Mar 2, 2015
Oil refinery workers belonging to the United Steelworkers Union (USW) began a strike on February 1. By the end of February, 6,500 workers had walked out at 15 oil refineries. While the workers are fighting against such takeaways as a reduction in health benefits, they say their main fight is to reduce overtime and gain a reasonable work schedule.
Like companies everywhere, the big oil companies and refiners have cut so many jobs, understaffing is rampant. To cover all the work, the companies have been forcing those who are left to slave away on 12 hour shifts with few days off. Even when the companies grant time off, they still require workers to be on-call, that is, be available to come in to work at a moment’s notice. And since schedules often alternate between days and graveyard, workers’ sleep and waking lives are constantly being disrupted.
These work schedules are inhuman and they have left workers exhausted, anxiety-ridden. It has ruined their family and social life, destroyed their health and taken years off their life.
Moreover, forcing exhausted, fatigued workers to operate and maintain giant refineries turns their workplaces into ticking time bombs that explode periodically. Government regulators officially concluded that “worker fatigue” was one of the main reasons for the giant explosion at the BP Texas City refinery that killed 15 workers in 2005. No doubt fatigue played a role in an explosion on February 18 at an Exxon-Mobil refinery outside Los Angeles. Officials say it was practically a miracle that “only” four workers were injured, as flames, harmful gases and ash were shot into the air and earthquake-like shock waves shook the giant refinery, as well as the surrounding homes, schools and buildings in the heavily populated neighborhood.
The strikers are also fighting against another pet practice by the oil companies: rampant outsourcing to temp agencies. Outsourcing provides the oil companies with a low wage workforce that comes and goes on the command of the company. The strikers point out just how dangerous this is. Since temps have few, if any rights on the job, the boss can more easily force them to hurry up the work or do more dangerous work.

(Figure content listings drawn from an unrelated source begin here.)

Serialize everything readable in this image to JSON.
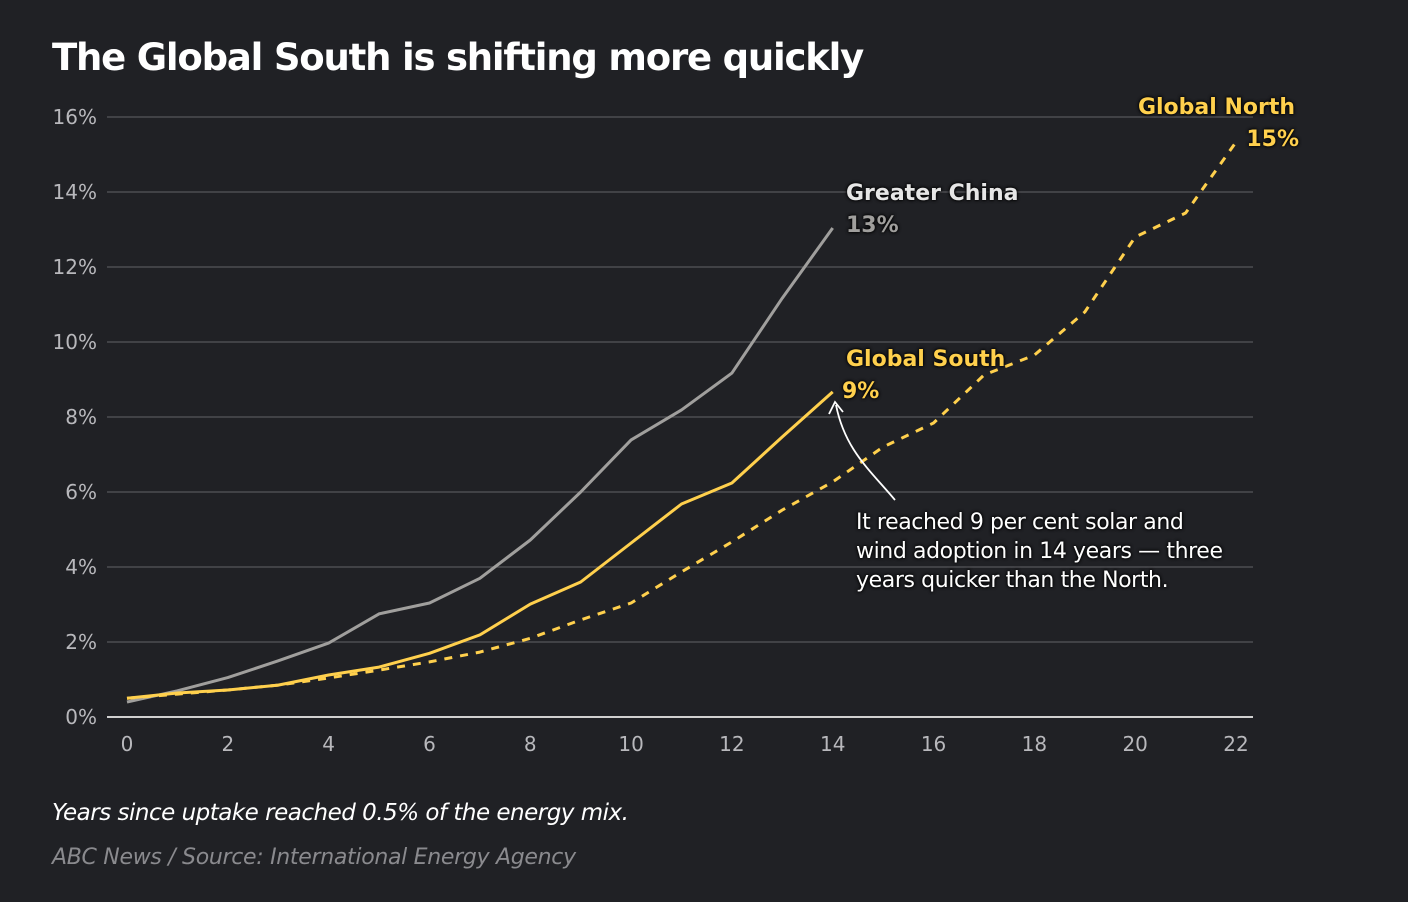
{
  "chart_data": {
    "type": "line",
    "title": "The Global South is shifting more quickly",
    "xlabel": "Years since uptake reached 0.5% of the energy mix.",
    "ylabel": "",
    "source": "ABC News / Source: International Energy Agency",
    "xlim": [
      0,
      22
    ],
    "ylim": [
      0,
      16
    ],
    "xticks": [
      0,
      2,
      4,
      6,
      8,
      10,
      12,
      14,
      16,
      18,
      20,
      22
    ],
    "yticks": [
      0,
      2,
      4,
      6,
      8,
      10,
      12,
      14,
      16
    ],
    "ytick_labels": [
      "0%",
      "2%",
      "4%",
      "6%",
      "8%",
      "10%",
      "12%",
      "14%",
      "16%"
    ],
    "grid": true,
    "series": [
      {
        "name": "Greater China",
        "end_label": "13%",
        "color": "#a09f9d",
        "dashed": false,
        "x": [
          0,
          1,
          2,
          3,
          4,
          5,
          6,
          7,
          8,
          9,
          10,
          11,
          12,
          13,
          14
        ],
        "values": [
          0.4,
          0.7,
          1.05,
          1.5,
          1.97,
          2.75,
          3.04,
          3.7,
          4.72,
          6.0,
          7.39,
          8.19,
          9.17,
          11.17,
          13.04
        ]
      },
      {
        "name": "Global North",
        "end_label": "15%",
        "color": "#ffd04d",
        "dashed": true,
        "x": [
          0,
          1,
          2,
          3,
          4,
          5,
          6,
          7,
          8,
          9,
          10,
          11,
          12,
          13,
          14,
          15,
          16,
          17,
          18,
          19,
          20,
          21,
          22
        ],
        "values": [
          0.5,
          0.61,
          0.72,
          0.85,
          1.04,
          1.25,
          1.47,
          1.73,
          2.1,
          2.59,
          3.04,
          3.87,
          4.67,
          5.52,
          6.27,
          7.2,
          7.84,
          9.12,
          9.65,
          10.8,
          12.8,
          13.44,
          15.33
        ]
      },
      {
        "name": "Global South",
        "end_label": "9%",
        "color": "#ffd04d",
        "dashed": false,
        "x": [
          0,
          1,
          2,
          3,
          4,
          5,
          6,
          7,
          8,
          9,
          10,
          11,
          12,
          13,
          14
        ],
        "values": [
          0.5,
          0.64,
          0.72,
          0.85,
          1.12,
          1.33,
          1.7,
          2.19,
          3.01,
          3.6,
          4.64,
          5.68,
          6.24,
          7.47,
          8.67
        ]
      }
    ],
    "annotations": [
      {
        "text": "It reached 9 per cent solar and wind adoption in 14 years — three years quicker than the North.",
        "target_series": "Global South",
        "target_x": 14
      }
    ]
  }
}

This is made worse by their lack of experience in the specific workplace.
What oil companies and refiners are doing is not any different from what companies and employers are doing absolutely everywhere, from public to private employers, from industry to services to schools and health care.
The big difference is that the refinery workers have chosen to fight against it, and their union has finally called a strike. This is extremely important.
But 6,500 strikers are going up against some of the biggest and richest companies in the world. Royal Dutch Shell, the company leading the contract bargaining for the oil industry, has operations in more than 70 countries and annual sales that approach half a trillion dollars. Another company, Exxon-Mobil, is even bigger! Besides that, the oil companies are tightly connected to the banks, and their interests are protected by governments worldwide, starting with the U.S. government.
To go up against this monster, the refinery workers need forces much greater than their own.
Those forces are in other refineries, factories, offices, hospitals, schools, in every city and town. Because workers everywhere are facing the same problems.
Of course, employers use all kinds of barriers to keep workers from uniting together, including contracts, courts and injunctions. That is why workers will have to ignore contract dates and whether or not they are in the same union and all the other barriers.
We will have to decide that we have to put our needs and interests first. They are a matter of life and death for us. When we do, we will find the way to join together so that we can meet the corporate giants head on.